Event driven automation with Prometheus

Over the last few years, I have migrated my entire monitoring on Prometheus (plus Thanos). The automation code for triggering actions across my servers and network devices remains custom per project. I wanted to solve a long pending problem for home internet setup. It was to detect and act when there’s packet loss. In the past, I did that using a custom script which would test and call the REST API of the home router (Mikrotik) to make the change. It was ugly, took a while to put in place and honestly, I found it too hard to maintain. It was doing its monitoring & alerting besides Prometheus and Blackbox exporter running on the same hardware.



Prometheus + Blacbox Exporter + Alert Manager + Ansible Semaphore + Ansible Playbook

Over the weekend I deployed a rather simple system. A promql rule to check for an average of packet loss across different networks and upon detection it sends it to Alert Manager with a custom label “semaphore”.

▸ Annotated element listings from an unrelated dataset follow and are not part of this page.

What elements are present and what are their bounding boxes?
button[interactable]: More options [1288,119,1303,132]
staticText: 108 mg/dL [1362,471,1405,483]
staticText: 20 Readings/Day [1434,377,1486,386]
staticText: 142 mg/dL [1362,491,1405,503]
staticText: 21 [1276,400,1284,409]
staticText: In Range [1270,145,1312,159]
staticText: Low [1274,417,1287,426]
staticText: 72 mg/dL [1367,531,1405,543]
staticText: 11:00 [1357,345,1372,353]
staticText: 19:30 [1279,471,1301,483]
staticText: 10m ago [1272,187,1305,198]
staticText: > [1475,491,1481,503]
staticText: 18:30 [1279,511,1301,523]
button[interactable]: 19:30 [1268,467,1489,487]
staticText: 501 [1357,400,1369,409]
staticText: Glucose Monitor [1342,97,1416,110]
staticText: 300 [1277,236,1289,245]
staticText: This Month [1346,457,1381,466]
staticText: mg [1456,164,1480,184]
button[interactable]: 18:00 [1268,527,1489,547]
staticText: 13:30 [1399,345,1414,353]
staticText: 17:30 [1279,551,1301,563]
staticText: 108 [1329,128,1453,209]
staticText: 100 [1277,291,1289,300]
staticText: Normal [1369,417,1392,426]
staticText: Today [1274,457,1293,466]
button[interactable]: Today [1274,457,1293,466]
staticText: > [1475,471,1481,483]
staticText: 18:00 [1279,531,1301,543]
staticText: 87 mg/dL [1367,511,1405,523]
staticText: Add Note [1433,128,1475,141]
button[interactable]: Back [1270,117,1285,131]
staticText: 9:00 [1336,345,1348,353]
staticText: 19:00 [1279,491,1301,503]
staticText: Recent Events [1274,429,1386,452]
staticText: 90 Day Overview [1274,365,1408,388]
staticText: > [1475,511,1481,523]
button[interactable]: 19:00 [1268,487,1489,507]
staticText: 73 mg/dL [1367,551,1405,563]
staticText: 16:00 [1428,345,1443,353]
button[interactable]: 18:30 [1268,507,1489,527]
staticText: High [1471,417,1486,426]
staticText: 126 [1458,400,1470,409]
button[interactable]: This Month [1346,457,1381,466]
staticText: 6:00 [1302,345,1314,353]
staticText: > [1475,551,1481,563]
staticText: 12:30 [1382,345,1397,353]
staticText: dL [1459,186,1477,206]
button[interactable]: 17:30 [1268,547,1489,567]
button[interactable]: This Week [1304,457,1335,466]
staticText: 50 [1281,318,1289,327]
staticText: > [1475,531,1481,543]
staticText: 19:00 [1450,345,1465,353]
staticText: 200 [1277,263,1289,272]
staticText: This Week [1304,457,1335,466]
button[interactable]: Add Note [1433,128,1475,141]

Alertmanager has a custom receiver that points to a webhook endpoint of Ansible Semaphore. It simply calls that endpoint which triggers some rules of a pre-defined ansible playbook.

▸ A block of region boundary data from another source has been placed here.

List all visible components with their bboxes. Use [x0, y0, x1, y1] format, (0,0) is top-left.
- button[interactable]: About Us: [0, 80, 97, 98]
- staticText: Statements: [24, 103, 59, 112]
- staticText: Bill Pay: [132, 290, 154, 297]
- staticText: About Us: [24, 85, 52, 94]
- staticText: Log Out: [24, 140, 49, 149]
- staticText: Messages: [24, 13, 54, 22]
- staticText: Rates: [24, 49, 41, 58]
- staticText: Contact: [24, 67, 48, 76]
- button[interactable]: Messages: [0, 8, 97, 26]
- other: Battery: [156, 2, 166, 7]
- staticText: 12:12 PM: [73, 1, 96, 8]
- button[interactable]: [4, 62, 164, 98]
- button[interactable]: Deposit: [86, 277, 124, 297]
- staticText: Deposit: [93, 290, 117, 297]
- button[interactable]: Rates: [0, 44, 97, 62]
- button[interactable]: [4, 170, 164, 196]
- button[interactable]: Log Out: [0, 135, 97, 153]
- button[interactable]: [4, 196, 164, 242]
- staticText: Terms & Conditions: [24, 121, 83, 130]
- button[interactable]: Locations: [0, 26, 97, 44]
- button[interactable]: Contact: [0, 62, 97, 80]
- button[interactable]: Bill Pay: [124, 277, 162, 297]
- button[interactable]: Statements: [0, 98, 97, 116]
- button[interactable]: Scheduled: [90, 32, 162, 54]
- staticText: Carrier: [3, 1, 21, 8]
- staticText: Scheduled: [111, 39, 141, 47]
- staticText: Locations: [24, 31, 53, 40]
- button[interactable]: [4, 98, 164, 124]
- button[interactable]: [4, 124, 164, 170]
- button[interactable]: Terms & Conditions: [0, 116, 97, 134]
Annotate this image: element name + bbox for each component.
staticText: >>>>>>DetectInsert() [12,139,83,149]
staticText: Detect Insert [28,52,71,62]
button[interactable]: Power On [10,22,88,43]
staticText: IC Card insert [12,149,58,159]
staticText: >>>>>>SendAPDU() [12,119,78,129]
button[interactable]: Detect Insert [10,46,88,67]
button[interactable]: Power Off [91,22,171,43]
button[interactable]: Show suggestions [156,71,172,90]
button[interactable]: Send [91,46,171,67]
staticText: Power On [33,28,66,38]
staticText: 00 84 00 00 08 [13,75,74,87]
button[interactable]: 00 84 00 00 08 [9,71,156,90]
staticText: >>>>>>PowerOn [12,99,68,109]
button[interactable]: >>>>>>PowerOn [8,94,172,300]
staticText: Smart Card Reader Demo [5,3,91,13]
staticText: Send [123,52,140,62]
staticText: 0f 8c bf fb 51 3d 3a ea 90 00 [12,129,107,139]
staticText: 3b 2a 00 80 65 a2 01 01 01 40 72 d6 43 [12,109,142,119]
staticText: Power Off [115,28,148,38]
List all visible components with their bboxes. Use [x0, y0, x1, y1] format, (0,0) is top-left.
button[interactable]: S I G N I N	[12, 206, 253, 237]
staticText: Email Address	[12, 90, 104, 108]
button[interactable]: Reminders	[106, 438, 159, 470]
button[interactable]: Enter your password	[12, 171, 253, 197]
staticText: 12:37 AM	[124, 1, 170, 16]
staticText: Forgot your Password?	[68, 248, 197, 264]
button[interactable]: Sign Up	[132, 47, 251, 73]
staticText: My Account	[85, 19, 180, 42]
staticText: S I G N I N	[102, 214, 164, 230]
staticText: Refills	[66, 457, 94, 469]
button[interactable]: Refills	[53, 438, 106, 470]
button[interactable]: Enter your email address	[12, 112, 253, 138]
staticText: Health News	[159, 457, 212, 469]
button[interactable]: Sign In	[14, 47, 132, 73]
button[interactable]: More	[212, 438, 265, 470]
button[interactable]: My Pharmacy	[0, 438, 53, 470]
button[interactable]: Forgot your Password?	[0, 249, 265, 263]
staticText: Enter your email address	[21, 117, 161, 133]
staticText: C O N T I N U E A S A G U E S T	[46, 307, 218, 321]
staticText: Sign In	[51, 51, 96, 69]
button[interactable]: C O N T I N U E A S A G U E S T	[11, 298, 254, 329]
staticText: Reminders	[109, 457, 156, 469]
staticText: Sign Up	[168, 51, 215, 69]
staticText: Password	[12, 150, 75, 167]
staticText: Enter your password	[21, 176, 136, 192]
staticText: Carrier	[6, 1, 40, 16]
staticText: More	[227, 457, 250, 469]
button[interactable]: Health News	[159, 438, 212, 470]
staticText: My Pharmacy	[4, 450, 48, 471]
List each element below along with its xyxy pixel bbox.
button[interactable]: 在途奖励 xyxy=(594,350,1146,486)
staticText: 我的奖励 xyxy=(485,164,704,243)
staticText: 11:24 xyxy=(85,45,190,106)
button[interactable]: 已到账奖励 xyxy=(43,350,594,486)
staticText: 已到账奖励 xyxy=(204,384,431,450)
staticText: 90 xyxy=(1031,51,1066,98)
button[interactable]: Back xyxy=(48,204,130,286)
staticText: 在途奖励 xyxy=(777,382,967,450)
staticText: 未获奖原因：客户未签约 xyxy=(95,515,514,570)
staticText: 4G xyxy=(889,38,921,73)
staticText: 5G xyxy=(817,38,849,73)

Ansible Playbook uses community.routeros.api_find_and_modify and enables certain rules in address list. The goal here is not to have Ansible write the whole config but simply flip IPs in the address list on/off to trigger a change in routing via policy-based routing.


Prometheus alert rule

- alert: Packet loss on primary ISP, ISP auto switch
  expr: avg(min_over_time(probe_success{location="rtk",job="blacbox-isp1"}[1h])) <= 0.98
  for: 1m
  labels:
    severity: warning
    type: semaphore

The expr here is simply looking at an average of minimum packet loss throughout 1hr and if it’s higher than 2% rule is triggered.


Why a minimum of 1hr?

Well, it’s because of limitation that the alert manager can delay triggering of a rule (using “for”) but it cannot delay sending of “resolved”. Hence if I look at the 5-minute average and trigger the change, the rollback can happen too quickly. I want to delay rollback by an hour once there is no packet loss. So min_over_time is looking at a minimum only (not averaging it) and the of that is simply averaging all these IPs which are essentially Google, Cloudflare, Contabo, AWS and a bunch of other nodes. IPs here are selected to ensure they are distributed so that I can detect cases when there is selective packet loss on some long-haul path.

Here’s how the alert-manager config looks like:

routes:  
  - match:
      type: semaphore
    continue: true
    receiver: semaphore

receivers:
  - name: 'semaphore'
    webhook_configs:
      - url: 'https://semaphore-wekhook-endpoint'  # Switch to ISP 2 when called
        send_resolved: true

Logic for rollback

I wanted the system to roll back automatically. With the above rule system keeps an eye on packet loss and once packet loss has comes below the level of 2% for an hour (minimum over time…), it will trigger a send_resolved on the same endpoint. Alert Manager by design sends a JSON payload in the webhook which looks like this:

{
 "status": "firing",
 "labels": {
 "alertname": "Packet loss on primary ISP, ISP auto switch",
 "severity": "warning",
 "type": "semaphore",
}

In the same way, when the issue is resolved, it sends status: “resolved”. Ansible Semaphore webhooks can be configured to receive this status and put in a variable, and same variable can be used in the ansible task.

Thus I am learning the status as variable “status”. This is passed along to the playbook.


Ansible playbook sample:

- name: Move production LAN to ISP 2
  community.routeros.api_find_and_modify:
    hostname: "{{ hostname }}"         
    username: "{{ username }}"    
    password: "{{ password }}"
    path: ip firewall address-list
    find:
      .id: "*7D" 
    values:   
      disabled: "no"
  when: status == "firing"


- name: Move production LAN back to ISP 1
  community.routeros.api_find_and_modify:
    hostname: "{{ hostname }}"         
    username: "{{ username }}"    
    password: "{{ password }}"
    path: ip firewall address-list
    find:
      .id: "*7D" 
    values:   
      disabled: "yes"
  when: status == "resolved"

Overall it would be nice to have webhook trigger not mapped to specific playbook but playbook is also passed in JSON payload. That would help in keeping single endpoint/receiver for these actions. Hopefully this should take care of moving traffic and keeping the network smooth. 😀